Доктор Эриксон повернулся к стальному столу, на котором, накрытое простыней, угадывалось тело. Широким театральным жестом он сдернул простыню.
— Перед нами — молодой pongo abelii, орангутанг суматранский, отличающийся от борнейского орангутанга меньшими размерами. Это самец, возраст которого около трех лет, в хорошей с виду физической форме, без видимых шрамов и повреждений. Что ж, начнем.
Он взял скальпель.
— С помощью срединного сагиттального надреза я, обнажаю переднюю мускулатуру глотки и зев. Обратите внимание на верхние и нижние лопаточно-подъязычные мускулы, а также грудинно-подъязычную мышцу. Хм… — Эриксон склонился над шеей животного, закрыв ее от объектива камеры.

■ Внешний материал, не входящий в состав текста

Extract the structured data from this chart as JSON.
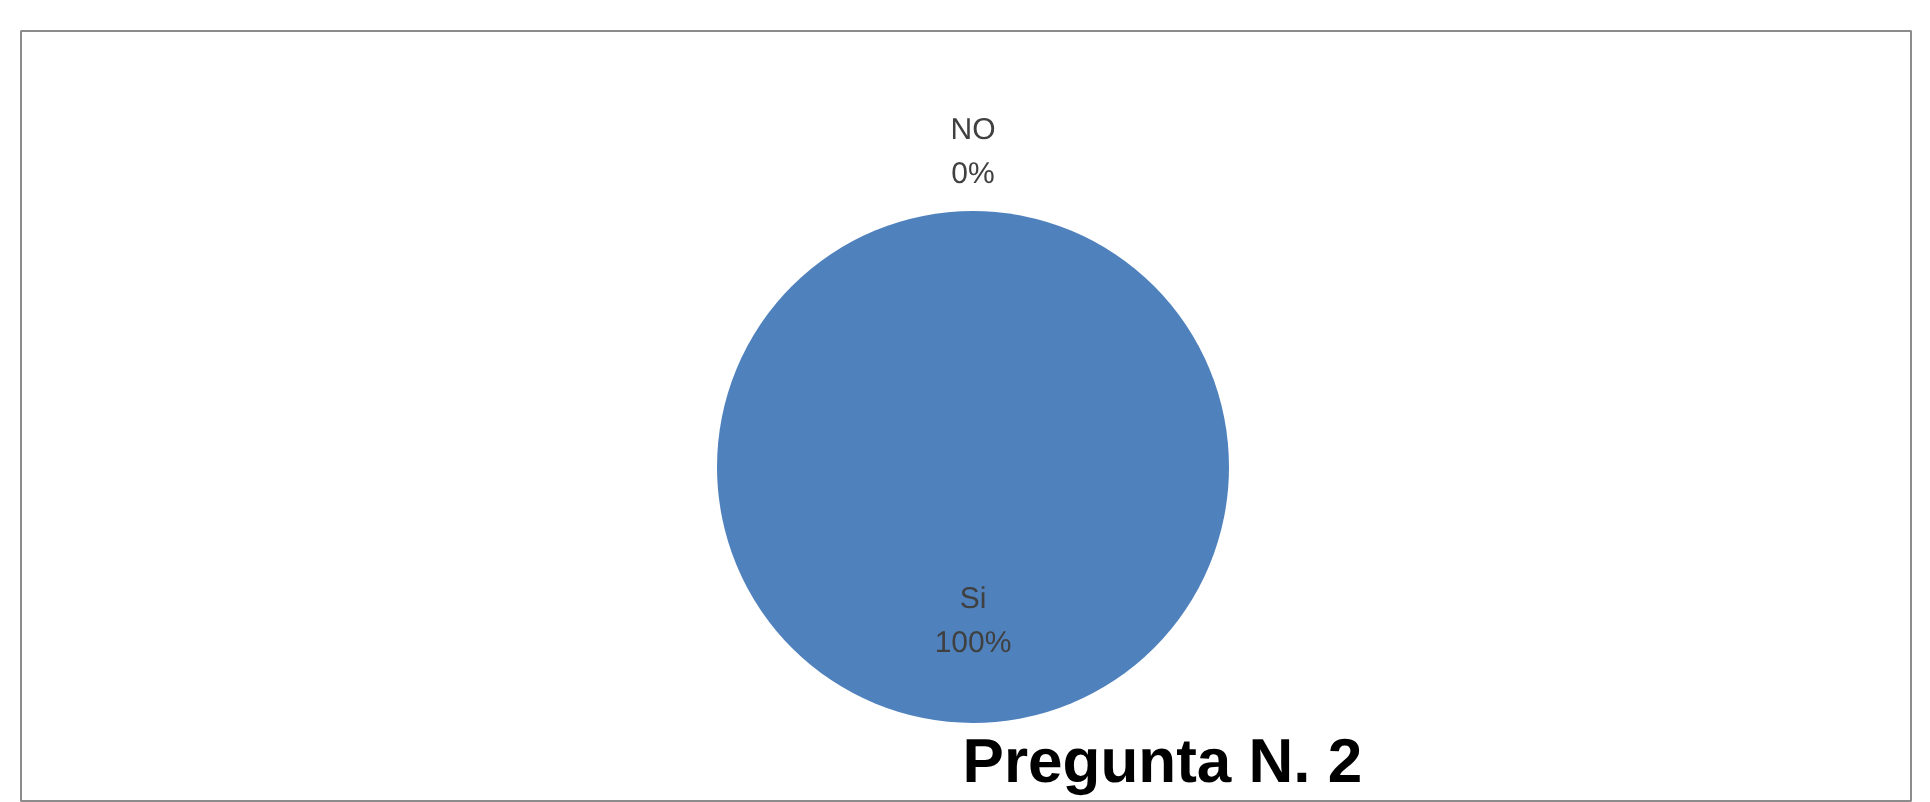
{
  "chart_data": {
    "type": "pie",
    "title": "Pregunta  N. 2",
    "categories": [
      "Si",
      "NO"
    ],
    "values": [
      100,
      0
    ],
    "value_labels": [
      "100%",
      "0%"
    ],
    "colors": [
      "#4f81bd",
      "#c0504d"
    ]
  }
}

— Что вы там видите, профессор?
— Я рассматриваю лопаточно-подъязычные и грудинно-подъязычные мышцы, и вижу кое-что весьма интересное. Обычно передняя мускулатура глотки орангутанга развита довольно слабо, и в ней отсутствует тонкий аппарат речи, свойственный человеку. Но это животное похоже на какой-то переходный вид, которому отчасти присущи характеристики строения глотки и примата, и человека. Обратите внимание на грудино-ключичнососцевидную область…
«Господи Иисусе!» — подумал Горевич, услышав мудреный термин.
— Профессор, а не могли бы вы сказать это по-английски?
— Нет, я не знаю, как объяснить это в доступной форме.
— Ну хотя бы попробуйте. Чтобы нашим зрителям было понятнее.
— Хорошо. Все эти специфические мышцы, большая часть которых прикреплена к подъязычной кости, или, как ее еще называют, адамову яблоку, больше похожи на человеческие, чем на обезьяньи.
— Чем это может быть вызвано?
— Очевидно, какой-то мутацией.
— А остальное тело животного? Оно тоже имеет сходство с человеческим?
— Всего остального я еще не видел, — сварливо ответил Эриксон, — но в свое время мы дойдем и до этого. Сейчас меня больше интересует вращение оси большого затылочного отверстия и, конечно, глубина и расположение борозд двигательной зоны коры головного мозга. Разумеется, это можно будет выяснить лишь при том условии, что серое вещество осталось неповрежденным.
— Вы рассчитываете обнаружить в мозгу изменения, приблизившие орангутанга к человеку?
— Откровенно говоря, не знаю, — ответил Эриксон. Он переключил внимание на череп орангутана, положил ладони на редкие волосы, покрывавшие голову обезьяны, и стал ощупывать кости. — Вот видите, у этого животного теменные кости изгибаются внутрь. Это типично для человекообразных. А у человека они выгнуты наружу, и верхняя часть черепа шире, чем нижняя.
Эриксон отступил от стола.
— То есть вы хотите сказать, что перед нами — помесь человека и обезьяны? — уточнил Горевич.
— Нет, — ответил Эриксон, — это обезьяна. Точнее сказать, аберрантная, видоизмененная обезьяна. Но это определенно обезьяна.